Officially, "next week" is the prognosis for ending the rush hour nightmares.

KDKA's John Shumway Reports:

Meanwhile, crews cleared away most of the remains of Beth and Charles Butler's home of 35 years. Beth says they got out with their medicines, important documents, some pictures and a bit of clothing when they evacuated over the weekend.

"Furniture, other clothing, any other necessities, it's all gone. The house is not there anymore, they took the last of it down today. So there's nothing there," she said.

The Butlers raised their three sons in the house on Greenleaf Street, and Beth says, "It was going to be my investment for retirement.
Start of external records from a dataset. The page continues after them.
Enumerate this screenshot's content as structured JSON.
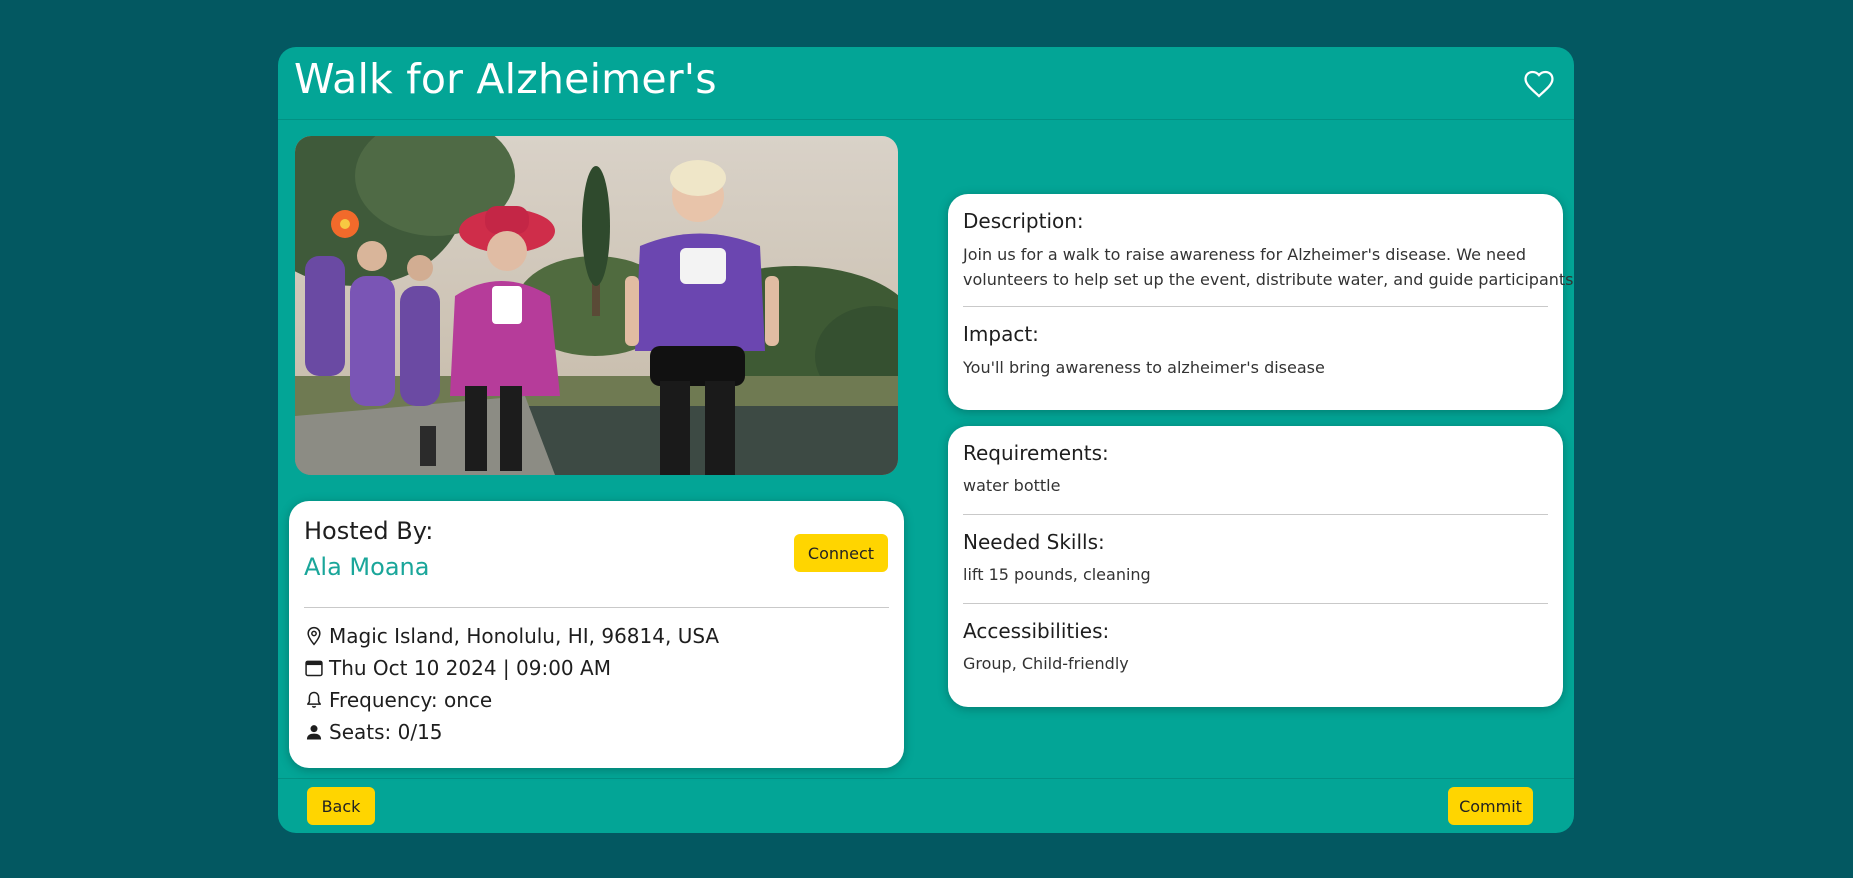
{
  "event": {
    "title": "Walk for Alzheimer's",
    "image_alt": "Group of women in purple shirts walking outdoors"
  },
  "host": {
    "label": "Hosted By:",
    "name": "Ala Moana",
    "connect_label": "Connect"
  },
  "details": {
    "location": "Magic Island, Honolulu, HI, 96814, USA",
    "datetime": "Thu Oct 10 2024 | 09:00 AM",
    "frequency": "Frequency: once",
    "seats": "Seats: 0/15"
  },
  "description": {
    "label": "Description:",
    "line1": "Join us for a walk to raise awareness for Alzheimer's disease. We need",
    "line2": "volunteers to help set up the event, distribute water, and guide participants."
  },
  "impact": {
    "label": "Impact:",
    "text": "You'll bring awareness to alzheimer's disease"
  },
  "requirements": {
    "label": "Requirements:",
    "text": "water bottle"
  },
  "skills": {
    "label": "Needed Skills:",
    "text": "lift 15 pounds, cleaning"
  },
  "accessibilities": {
    "label": "Accessibilities:",
    "text": "Group, Child-friendly"
  },
  "footer": {
    "back_label": "Back",
    "commit_label": "Commit"
  },
  "colors": {
    "page_bg": "#035861",
    "modal_bg": "#03a596",
    "accent_yellow": "#ffd500",
    "host_name": "#1aa69a"
  },
  "icons": [
    "heart-icon",
    "location-pin-icon",
    "calendar-icon",
    "bell-icon",
    "person-icon"
  ]
}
It was a two-family home and it was going to be income coming in, and it's not going to be anymore."

To add insult to injury, she met with her Allstate Insurance agent Tuesday and was told, "That it's a mudslide, and it's not covered. It's going to be denied."

Allstate will cover the couple's hotel bill through next week. Beth Butler works for UPMC as a secretary, Charles is retired.

Beth says, "I have no real savings, I just recently, within the past year, paid off the mortgage."

The Butlers can't believe the insurance answer.

Beth says, "All of these years, what do you pay for. If it's not going to be there to cover your losses, your damages? How do you go forward if everything you have is taken? What do you do?"

Friends of the Butlers have started a GoFundMe page for them to try to help with the rebuilding costs. The hillside that came down and crushed their home is owned by the City of Pittsburgh, which has not yet investigated whether the city will be able to reimburse any of the Butler's losses.

Beth laments, "I just don't know what my next step is."